So I have created an SSIS package that will truncate, recreate and modify a staging table and then insert or update to a final destination table. The table has 77 columns and there may only be one of those columns that has a change and needs to be updated. I am wondering what the easiest way is to match the data in my source table against my destination and update only those columns that have changed in the source data. I would like to avoid writing an if statement for all 77 columns that checks to see if there are any changes.
Try the Slowly Changing Dimension transformation
You can generate the CASE statements in the SET part of the UPDATE. But to determine which rows need updated, I'd use CHECKSUM() on all the relevant columns, or perhaps EXCEPT (which I believe may itself internally use some hash value like CHECKSUM to check for differences).
Thank you both - I will look into both options when I am able to get back to work on this.
Scott(or others) - I can use checksum() but here is my situation... I have as I mentioned 77 columns not all of which have data in my source table.

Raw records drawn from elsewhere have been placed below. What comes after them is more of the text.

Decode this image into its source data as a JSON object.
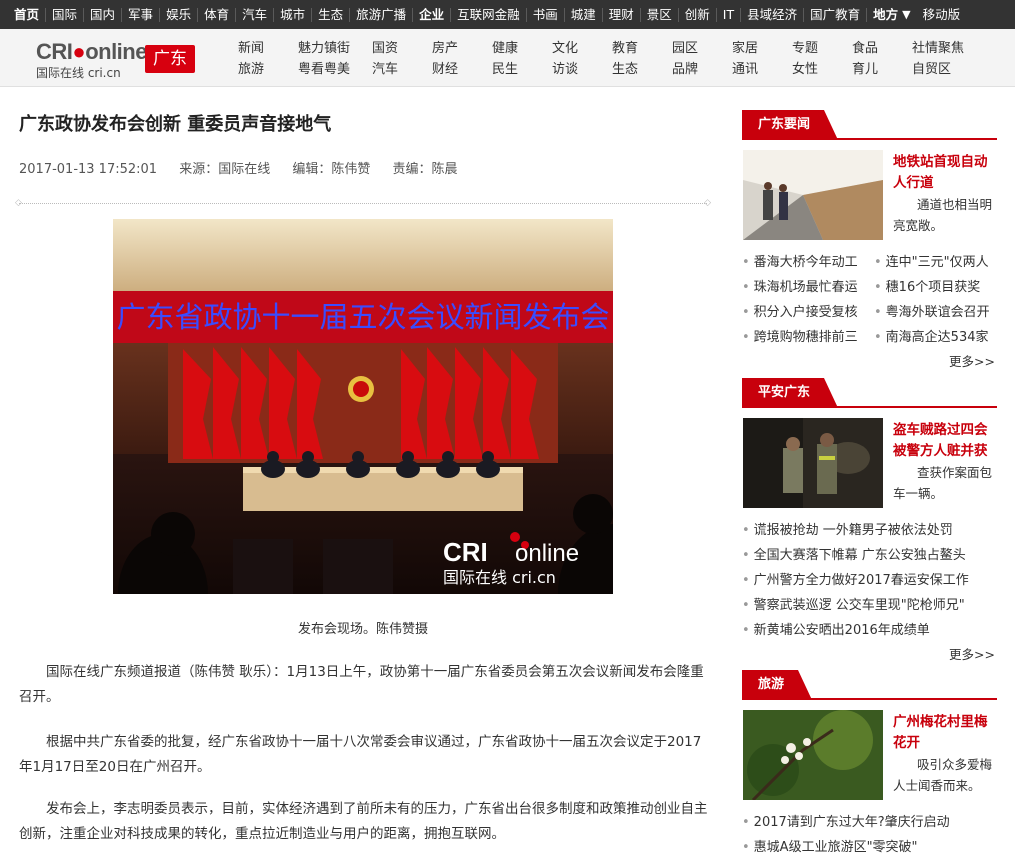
{
  "topnav": {
    "items": [
      "首页",
      "国际",
      "国内",
      "军事",
      "娱乐",
      "体育",
      "汽车",
      "城市",
      "生态",
      "旅游广播",
      "企业",
      "互联网金融",
      "书画",
      "城建",
      "理财",
      "景区",
      "创新",
      "IT",
      "县域经济",
      "国广教育",
      "地方",
      "移动版"
    ]
  },
  "header": {
    "logo_brand": "CRI",
    "logo_brand2": "online",
    "logo_sub": "国际在线 cri.cn",
    "region": "广东",
    "subnav": [
      [
        "新闻",
        "旅游"
      ],
      [
        "魅力镇街",
        "粤看粤美"
      ],
      [
        "国资",
        "汽车"
      ],
      [
        "房产",
        "财经"
      ],
      [
        "健康",
        "民生"
      ],
      [
        "文化",
        "访谈"
      ],
      [
        "教育",
        "生态"
      ],
      [
        "园区",
        "品牌"
      ],
      [
        "家居",
        "通讯"
      ],
      [
        "专题",
        "女性"
      ],
      [
        "食品",
        "育儿"
      ],
      [
        "社情聚焦",
        "自贸区"
      ]
    ]
  },
  "article": {
    "title": "广东政协发布会创新 重委员声音接地气",
    "date": "2017-01-13 17:52:01",
    "source": "来源：国际在线",
    "editor": "编辑：陈伟赞",
    "responsible": "责编：陈晨",
    "photo_banner": "广东省政协十一届五次会议新闻发布会",
    "photo_watermark_1": "CRI",
    "photo_watermark_2": "online",
    "photo_watermark_3": "国际在线 cri.cn",
    "caption": "发布会现场。陈伟赞摄",
    "paragraphs": [
      "国际在线广东频道报道（陈伟赞 耿乐）：1月13日上午，政协第十一届广东省委员会第五次会议新闻发布会隆重召开。",
      "根据中共广东省委的批复，经广东省政协十一届十八次常委会审议通过，广东省政协十一届五次会议定于2017年1月17日至20日在广州召开。",
      "发布会上，李志明委员表示，目前，实体经济遇到了前所未有的压力，广东省出台很多制度和政策推动创业自主创新，注重企业对科技成果的转化，重点拉近制造业与用户的距离，拥抱互联网。"
    ]
  },
  "sidebar": {
    "sections": [
      {
        "tab": "广东要闻",
        "feature_title": "地铁站首现自动人行道",
        "feature_desc": "通道也相当明亮宽敞。",
        "rows": [
          [
            "番海大桥今年动工",
            "连中\"三元\"仅两人"
          ],
          [
            "珠海机场最忙春运",
            "穗16个项目获奖"
          ],
          [
            "积分入户接受复核",
            "粤海外联谊会召开"
          ],
          [
            "跨境购物穗排前三",
            "南海高企达534家"
          ]
        ],
        "more": "更多>>"
      },
      {
        "tab": "平安广东",
        "feature_title": "盗车贼路过四会被警方人赃并获",
        "feature_desc": "查获作案面包车一辆。",
        "rows": [
          [
            "谎报被抢劫 一外籍男子被依法处罚"
          ],
          [
            "全国大赛落下帷幕 广东公安独占鳌头"
          ],
          [
            "广州警方全力做好2017春运安保工作"
          ],
          [
            "警察武装巡逻 公交车里现\"陀枪师兄\""
          ],
          [
            "新黄埔公安晒出2016年成绩单"
          ]
        ],
        "more": "更多>>"
      },
      {
        "tab": "旅游",
        "feature_title": "广州梅花村里梅花开",
        "feature_desc": "吸引众多爱梅人士闻香而来。",
        "rows": [
          [
            "2017请到广东过大年?肇庆行启动"
          ],
          [
            "惠城A级工业旅游区\"零突破\""
          ]
        ],
        "more": ""
      }
    ]
  }
}
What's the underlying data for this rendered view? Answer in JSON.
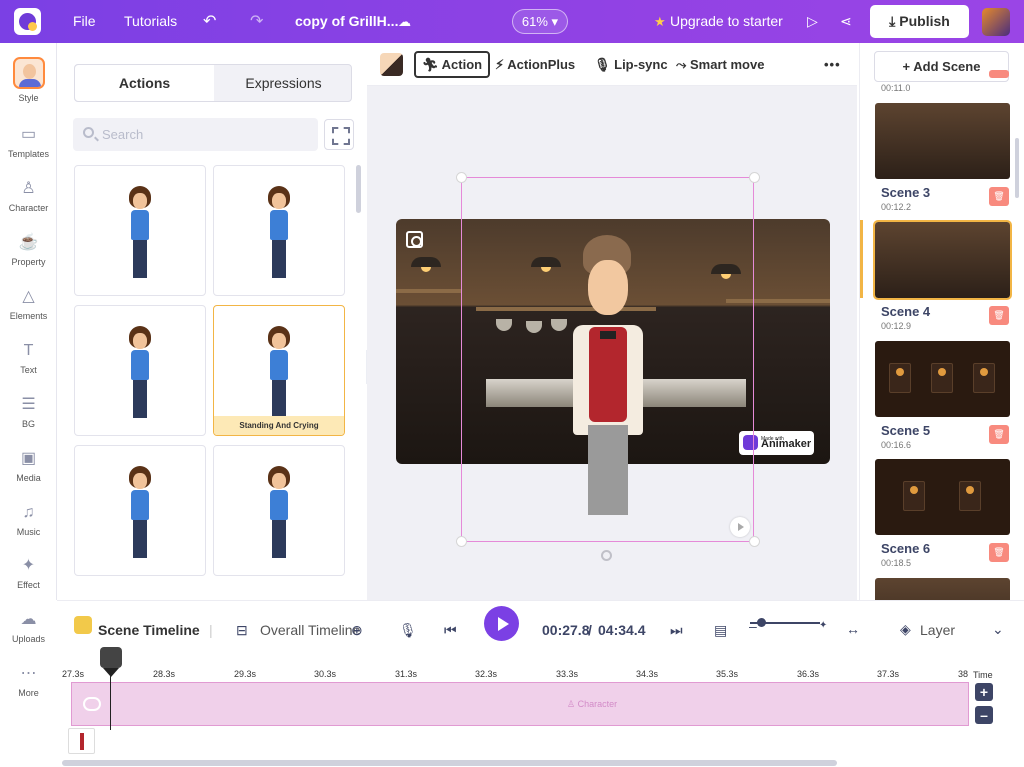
{
  "topbar": {
    "file": "File",
    "tutorials": "Tutorials",
    "project_title": "copy of GrillH...",
    "zoom": "61%",
    "upgrade": "Upgrade to starter",
    "publish": "Publish"
  },
  "leftnav": {
    "items": [
      {
        "label": "Style",
        "icon": "style-avatar-icon"
      },
      {
        "label": "Templates",
        "icon": "templates-icon"
      },
      {
        "label": "Character",
        "icon": "character-icon"
      },
      {
        "label": "Property",
        "icon": "property-icon"
      },
      {
        "label": "Elements",
        "icon": "elements-icon"
      },
      {
        "label": "Text",
        "icon": "text-icon"
      },
      {
        "label": "BG",
        "icon": "bg-icon"
      },
      {
        "label": "Media",
        "icon": "media-icon"
      },
      {
        "label": "Music",
        "icon": "music-icon"
      },
      {
        "label": "Effect",
        "icon": "effect-icon"
      },
      {
        "label": "Uploads",
        "icon": "uploads-icon"
      },
      {
        "label": "More",
        "icon": "more-icon"
      }
    ]
  },
  "panel": {
    "tab_actions": "Actions",
    "tab_expressions": "Expressions",
    "search_placeholder": "Search",
    "selected_caption": "Standing And Crying"
  },
  "toolbar": {
    "action": "Action",
    "actionplus": "ActionPlus",
    "lipsync": "Lip-sync",
    "smartmove": "Smart move"
  },
  "canvas": {
    "watermark_small": "Made with",
    "watermark": "Animaker"
  },
  "scenes": {
    "add": "+ Add Scene",
    "top_time": "00:11.0",
    "list": [
      {
        "name": "Scene 3",
        "time": "00:12.2"
      },
      {
        "name": "Scene 4",
        "time": "00:12.9"
      },
      {
        "name": "Scene 5",
        "time": "00:16.6"
      },
      {
        "name": "Scene 6",
        "time": "00:18.5"
      }
    ]
  },
  "timeline": {
    "scene_timeline": "Scene Timeline",
    "overall_timeline": "Overall Timeline",
    "current": "00:27.8",
    "separator": "/",
    "total": "04:34.4",
    "layer": "Layer",
    "time_label": "Time",
    "track_label": "Character",
    "ruler": [
      "27.3s",
      "28.3s",
      "29.3s",
      "30.3s",
      "31.3s",
      "32.3s",
      "33.3s",
      "34.3s",
      "35.3s",
      "36.3s",
      "37.3s",
      "38"
    ]
  },
  "colors": {
    "brand": "#7b40e4",
    "selected_scene": "#f2b545",
    "track": "#f0d0ea"
  }
}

I also have some columns where the data may be different but I do not want to overwrite it. I understand I can use the checksum on the row level and if any of the data in that row is different I can overwrite the row. But what if I have a yes or no column and the destination table is 'N' and the source is 'Y' as a default. I don't want the Y to overwrite the 'N'. As I am writing this I am realizing that I may be looking for a simple solution to what may be a more involved process than I was expecting.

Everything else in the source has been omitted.